TeraWulf Member agrees to contribute 20,000 miners and Cumulus Member agrees to contribute 40,000 miners to Nautilus. Cumulus Member will receive credit towards its miner contribution obligation for 2,500 S19j Pro miners previously delivered to TeraWulf Member under that certain Exchange Agreement, dated as of Marcy 14, 2022, by and among TeraWulf Member, Cumulus Member and Nautilus.

Distributions

Until satisfaction of each Member’s cash and miner contributions, monthly bitcoin distributions will be made in accordance with the Members’ respective hash rate contributions, after which distributions will be made monthly in bitcoin pro rata in accordance with each Member’s ownership interest in Nautilus.

Governance

Assuming certain conditions are met, Nautilus will be governed by a board of managers comprised of two managers appointed by TeraWulf Member and four managers appointed by Cumulus Member. If the conditions are not met by October 31, 2022, then the A&R Talen Joint Venture Agreement will terminate and be of no force and effect, and the existing arrangements regarding the operation of Nautilus will be restored, with TeraWulf Member and Cumulus Member holding percentage ownership interests based on capital contributions as of the date of such termination.

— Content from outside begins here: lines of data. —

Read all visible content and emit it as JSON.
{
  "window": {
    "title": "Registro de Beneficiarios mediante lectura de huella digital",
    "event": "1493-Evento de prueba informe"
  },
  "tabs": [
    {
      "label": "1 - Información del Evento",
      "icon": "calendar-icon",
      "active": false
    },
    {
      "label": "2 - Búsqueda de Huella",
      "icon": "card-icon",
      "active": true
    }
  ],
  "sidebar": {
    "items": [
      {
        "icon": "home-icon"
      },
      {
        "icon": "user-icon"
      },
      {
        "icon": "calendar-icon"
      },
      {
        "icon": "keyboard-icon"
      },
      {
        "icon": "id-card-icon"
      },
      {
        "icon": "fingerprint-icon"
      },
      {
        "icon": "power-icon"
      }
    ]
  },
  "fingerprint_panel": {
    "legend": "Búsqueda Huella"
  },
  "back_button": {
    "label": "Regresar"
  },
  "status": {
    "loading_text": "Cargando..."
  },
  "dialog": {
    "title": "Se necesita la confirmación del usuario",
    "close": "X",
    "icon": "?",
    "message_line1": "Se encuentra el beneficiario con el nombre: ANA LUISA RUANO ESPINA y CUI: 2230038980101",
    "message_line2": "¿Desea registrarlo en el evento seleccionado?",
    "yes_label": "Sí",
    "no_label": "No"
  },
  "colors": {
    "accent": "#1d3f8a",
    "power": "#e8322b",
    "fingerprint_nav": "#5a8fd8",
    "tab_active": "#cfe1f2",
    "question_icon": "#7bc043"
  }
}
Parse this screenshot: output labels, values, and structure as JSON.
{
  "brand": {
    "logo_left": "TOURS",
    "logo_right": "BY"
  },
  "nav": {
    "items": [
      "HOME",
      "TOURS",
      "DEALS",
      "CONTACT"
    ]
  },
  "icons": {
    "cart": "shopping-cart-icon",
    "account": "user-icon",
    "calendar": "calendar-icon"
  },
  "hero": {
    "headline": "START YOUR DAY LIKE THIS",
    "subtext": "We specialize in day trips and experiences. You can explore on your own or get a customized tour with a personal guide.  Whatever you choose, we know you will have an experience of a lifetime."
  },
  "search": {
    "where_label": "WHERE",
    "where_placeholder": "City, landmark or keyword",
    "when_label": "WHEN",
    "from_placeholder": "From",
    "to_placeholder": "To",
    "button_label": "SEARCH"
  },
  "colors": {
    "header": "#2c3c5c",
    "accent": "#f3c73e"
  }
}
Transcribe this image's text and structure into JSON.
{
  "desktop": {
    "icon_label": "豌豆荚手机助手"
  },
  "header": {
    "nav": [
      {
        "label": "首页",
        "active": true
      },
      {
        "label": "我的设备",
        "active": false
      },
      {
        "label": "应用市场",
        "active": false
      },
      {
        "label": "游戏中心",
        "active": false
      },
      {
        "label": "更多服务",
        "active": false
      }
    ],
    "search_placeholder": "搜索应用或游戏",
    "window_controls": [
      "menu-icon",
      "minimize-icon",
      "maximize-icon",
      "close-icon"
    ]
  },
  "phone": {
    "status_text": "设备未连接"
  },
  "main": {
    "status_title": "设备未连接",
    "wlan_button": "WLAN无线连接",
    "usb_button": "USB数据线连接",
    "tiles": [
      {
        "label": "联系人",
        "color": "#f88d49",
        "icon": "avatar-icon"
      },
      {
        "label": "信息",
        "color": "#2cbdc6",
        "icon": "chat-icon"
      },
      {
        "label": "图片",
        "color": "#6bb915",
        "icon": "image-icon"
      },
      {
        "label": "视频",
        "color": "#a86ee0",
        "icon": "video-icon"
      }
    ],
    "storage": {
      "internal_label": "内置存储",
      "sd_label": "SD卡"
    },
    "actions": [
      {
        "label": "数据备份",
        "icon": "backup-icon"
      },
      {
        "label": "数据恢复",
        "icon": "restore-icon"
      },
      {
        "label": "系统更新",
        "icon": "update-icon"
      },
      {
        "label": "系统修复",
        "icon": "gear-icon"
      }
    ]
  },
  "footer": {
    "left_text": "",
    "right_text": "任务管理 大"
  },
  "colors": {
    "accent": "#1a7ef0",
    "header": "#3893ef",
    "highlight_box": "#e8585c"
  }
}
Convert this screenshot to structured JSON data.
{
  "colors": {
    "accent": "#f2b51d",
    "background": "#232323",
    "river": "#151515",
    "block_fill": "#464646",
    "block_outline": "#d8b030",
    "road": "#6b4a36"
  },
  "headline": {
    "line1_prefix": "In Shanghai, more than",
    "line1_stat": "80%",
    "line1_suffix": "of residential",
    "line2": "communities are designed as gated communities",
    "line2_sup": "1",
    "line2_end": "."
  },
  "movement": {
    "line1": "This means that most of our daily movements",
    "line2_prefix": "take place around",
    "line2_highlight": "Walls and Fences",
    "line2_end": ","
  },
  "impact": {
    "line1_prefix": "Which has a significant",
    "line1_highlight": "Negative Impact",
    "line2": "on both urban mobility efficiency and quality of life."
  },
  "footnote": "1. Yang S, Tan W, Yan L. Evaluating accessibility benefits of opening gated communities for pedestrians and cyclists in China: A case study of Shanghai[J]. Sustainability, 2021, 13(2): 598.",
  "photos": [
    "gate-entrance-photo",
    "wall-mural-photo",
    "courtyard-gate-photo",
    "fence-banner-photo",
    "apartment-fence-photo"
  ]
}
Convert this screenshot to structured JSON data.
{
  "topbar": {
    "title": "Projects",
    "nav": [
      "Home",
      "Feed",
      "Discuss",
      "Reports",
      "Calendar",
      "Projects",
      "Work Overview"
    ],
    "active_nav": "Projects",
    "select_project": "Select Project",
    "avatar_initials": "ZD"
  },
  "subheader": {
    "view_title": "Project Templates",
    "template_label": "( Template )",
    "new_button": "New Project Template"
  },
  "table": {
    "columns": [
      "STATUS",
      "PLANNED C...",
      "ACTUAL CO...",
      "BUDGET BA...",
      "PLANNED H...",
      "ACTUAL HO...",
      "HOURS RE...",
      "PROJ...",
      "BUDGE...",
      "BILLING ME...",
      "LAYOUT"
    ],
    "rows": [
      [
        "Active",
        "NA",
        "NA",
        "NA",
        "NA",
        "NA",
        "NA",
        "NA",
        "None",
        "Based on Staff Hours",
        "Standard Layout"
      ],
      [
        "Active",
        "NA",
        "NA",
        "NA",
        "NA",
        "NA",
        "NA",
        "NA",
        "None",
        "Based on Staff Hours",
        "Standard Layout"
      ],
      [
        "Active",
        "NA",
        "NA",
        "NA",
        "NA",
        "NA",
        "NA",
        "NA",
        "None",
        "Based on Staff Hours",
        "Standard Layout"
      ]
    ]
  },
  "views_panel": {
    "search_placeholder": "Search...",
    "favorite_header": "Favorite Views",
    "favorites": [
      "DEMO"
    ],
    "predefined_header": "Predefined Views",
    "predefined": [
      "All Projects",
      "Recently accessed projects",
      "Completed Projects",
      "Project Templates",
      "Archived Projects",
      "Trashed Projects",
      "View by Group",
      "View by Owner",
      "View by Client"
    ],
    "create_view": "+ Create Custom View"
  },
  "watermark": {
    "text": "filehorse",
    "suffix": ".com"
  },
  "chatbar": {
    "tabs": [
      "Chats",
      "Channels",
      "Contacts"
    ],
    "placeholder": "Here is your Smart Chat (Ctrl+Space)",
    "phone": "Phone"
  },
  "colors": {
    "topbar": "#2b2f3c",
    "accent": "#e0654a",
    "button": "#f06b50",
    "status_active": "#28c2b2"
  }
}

Under the A&R Talen Joint Venture Agreement, the board of managers generally acts upon a majority vote at a duly called meeting at which at least one manager appointed by TeraWulf Member is present, except that, for certain specified matters (“Special Consent Matters”), the board of managers acts upon a unanimous vote, subject to deadlock procedures. The number and type of Special Consent Matters have been reduced, and such matters now exclude, among others, approval of the annual budget and approval of fundamental corporate transactions. Any Member owning less than 20% of Nautilus has no right to vote on Special Consent Matters. Generally, neither TeraWulf Member nor Cumulus Member may directly transfer any of its interests in Nautilus to any third parties without the majority consent of the board of managers, except that TeraWulf Member is entitled to transfer its interests in Nautilus if certain conditions are met.

Electric Capacity

The Nautilus Cryptomine facility will initially require 200 MW of electric capacity, and the Members may elect to expand the energy requirement by up to 100 MW prior to May 13, 2024, for a total


capacity of 300 MW. Each Member will have the right to elect up to an incremental 50 MW of expansion capacity beyond the initial 200 MW. Upon such election, Nautilus will call additional capital for expansion and enter into an additional energy supply agreement with Cumulus Member or its affiliate for the additional capacity, subject to any regulatory approvals and third-party consents.